After six months out of work, it's extremely hard to find a job

January 16, 2014

This week, the Senate very nearly advanced an extension of unemployment benefits, but it couldn't quite get it done. While some congressional Republican favored an extension if it were offset by spending cuts elsewhere, a popular conservative argument holds that people who have longer access to unemployment benefits will take longer to find a job. The well-worn implication: why work for a living when you can get literally hundreds of dollars a month for free?

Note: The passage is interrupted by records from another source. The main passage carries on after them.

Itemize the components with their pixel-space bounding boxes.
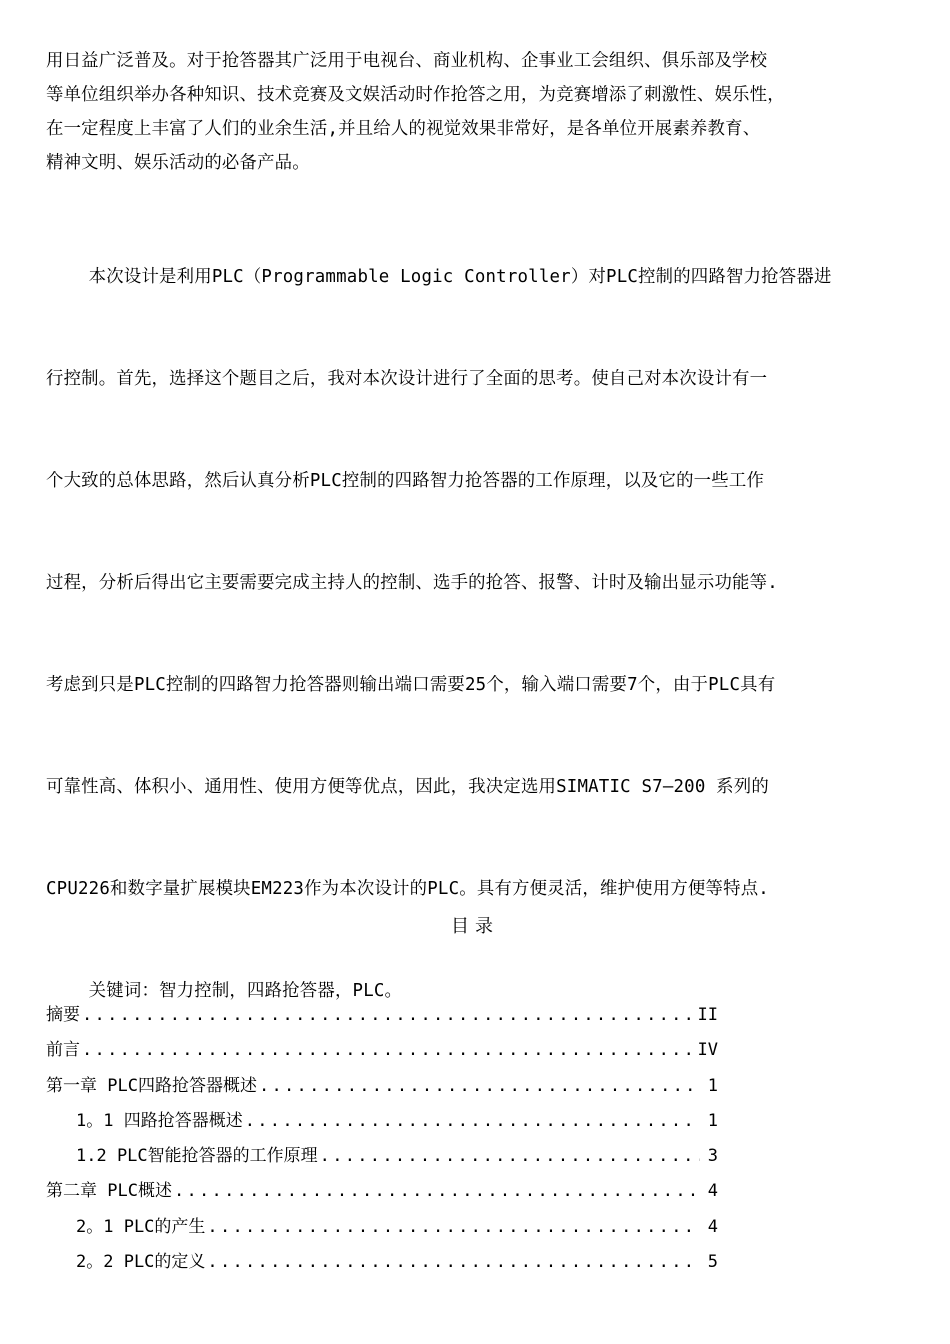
toc-dot-leader [207,1210,700,1245]
keywords-line: 关键词：智力控制，四路抢答器，PLC。 [46,981,403,1001]
toc-dot-leader [259,1069,700,1104]
toc-entry-page: II [697,1005,718,1025]
toc-entry-page: 5 [707,1252,718,1273]
toc-entry[interactable] [46,1139,718,1174]
text-line: 用日益广泛普及。对于抢答器其广泛用于电视台、商业机构、企事业工会组织、俱乐部及学校 [46,51,768,71]
text-line: 过程，分析后得出它主要需要完成主持人的控制、选手的抢答、报警、计时及输出显示功能等. [46,573,778,593]
toc-dot-leader [82,1033,696,1068]
toc-entry-title: 第二章 PLC概述 [46,1181,172,1202]
toc-entry-page: 4 [707,1181,718,1202]
text-line: 行控制。首先，选择这个题目之后，我对本次设计进行了全面的思考。使自己对本次设计有一 [46,369,768,389]
toc-entry[interactable] [46,1245,718,1280]
toc-entry[interactable] [46,1210,718,1245]
toc-entry-page: IV [697,1040,718,1061]
text-line: 考虑到只是PLC控制的四路智力抢答器则输出端口需要25个，输入端口需要7个，由于PLC具有 [46,675,776,695]
text-line: 可靠性高、体积小、通用性、使用方便等优点，因此，我决定选用SIMATIC S7—200 系列的 [46,777,769,797]
text-line: 精神文明、娱乐活动的必备产品。 [46,153,310,173]
toc-entry-title: 2。2 PLC的定义 [76,1252,206,1273]
toc-entry-title: 2。1 PLC的产生 [76,1216,206,1237]
toc-entry[interactable] [46,1174,718,1209]
text-line: 个大致的总体思路，然后认真分析PLC控制的四路智力抢答器的工作原理，以及它的一些工作 [46,471,765,491]
toc-entry[interactable] [46,1033,718,1068]
toc-entry[interactable] [46,998,718,1033]
abstract-paragraph-1 [46,44,916,180]
toc-entry-title: 前言 [46,1040,80,1061]
toc-dot-leader [207,1245,700,1280]
toc-dot-leader [245,1104,700,1139]
toc-title: 目录 [451,916,499,937]
toc-entry[interactable] [46,1069,718,1104]
text-line: 等单位组织举办各种知识、技术竞赛及文娱活动时作抢答之用，为竞赛增添了刺激性、娱乐性， [46,85,785,105]
toc-entry-title: 1。1 四路抢答器概述 [76,1110,243,1131]
toc-entry-title: 摘要 [46,1005,80,1025]
toc-dot-leader [174,1174,700,1209]
table-of-contents [46,998,718,1280]
toc-dot-leader [320,1139,700,1174]
toc-entry-page: 1 [707,1075,718,1096]
toc-dot-leader [82,998,696,1033]
text-line: CPU226和数字量扩展模块EM223作为本次设计的PLC。具有方便灵活，维护使用方便等特点. [46,879,769,899]
text-line: 本次设计是利用PLC（Programmable Logic Controller）对PLC控制的四路智力抢答器进 [46,267,832,287]
text-line: 在一定程度上丰富了人们的业余生活,并且给人的视觉效果非常好，是各单位开展素养教育、 [46,119,761,139]
toc-entry[interactable] [46,1104,718,1139]
toc-entry-page: 3 [707,1146,718,1167]
toc-entry-title: 1.2 PLC智能抢答器的工作原理 [76,1146,318,1167]
toc-entry-page: 4 [707,1216,718,1237]
toc-entry-page: 1 [707,1110,718,1131]
toc-entry-title: 第一章 PLC四路抢答器概述 [46,1075,257,1096]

When the 2008 unemployment extension expired last month, residents of all but two states were left with six months or less of benefits. Intuitively, that may sound pretty reasonable. But as Matthew O'Brien reported last year, the longer you've been out of work, the less employers want to hire you. And a recent study found that it's not just one factor among many; it's the most significant one (emphasis is O'Brien's):

Employers prefer applicants who haven't been out of work for very long, applicants who have industry experience, and applicants who haven't moved between jobs that much. But how long you've been out of work trumps those other factors.... As long as you've been out of work for less than six months, you can get called back even if you don't have experience. But after you've been out of work for six months, it doesn't matter what experience you have....This is what screening out the long-term unemployed looks like. In other words, the first thing employers look at is how long you've been out of work, and that's the only thing they look at if it's been six months or longer.

When voters with jobs hear that the unemployed already get six months of benefits without the extension, they may conclude that this is more than generous. How hard can it be to find a job? Well, pretty hard—and the longer it takes, the harder it gets.

(I got the O'Brien link via Brad Plumer, whose primer on this subject is worth a read.)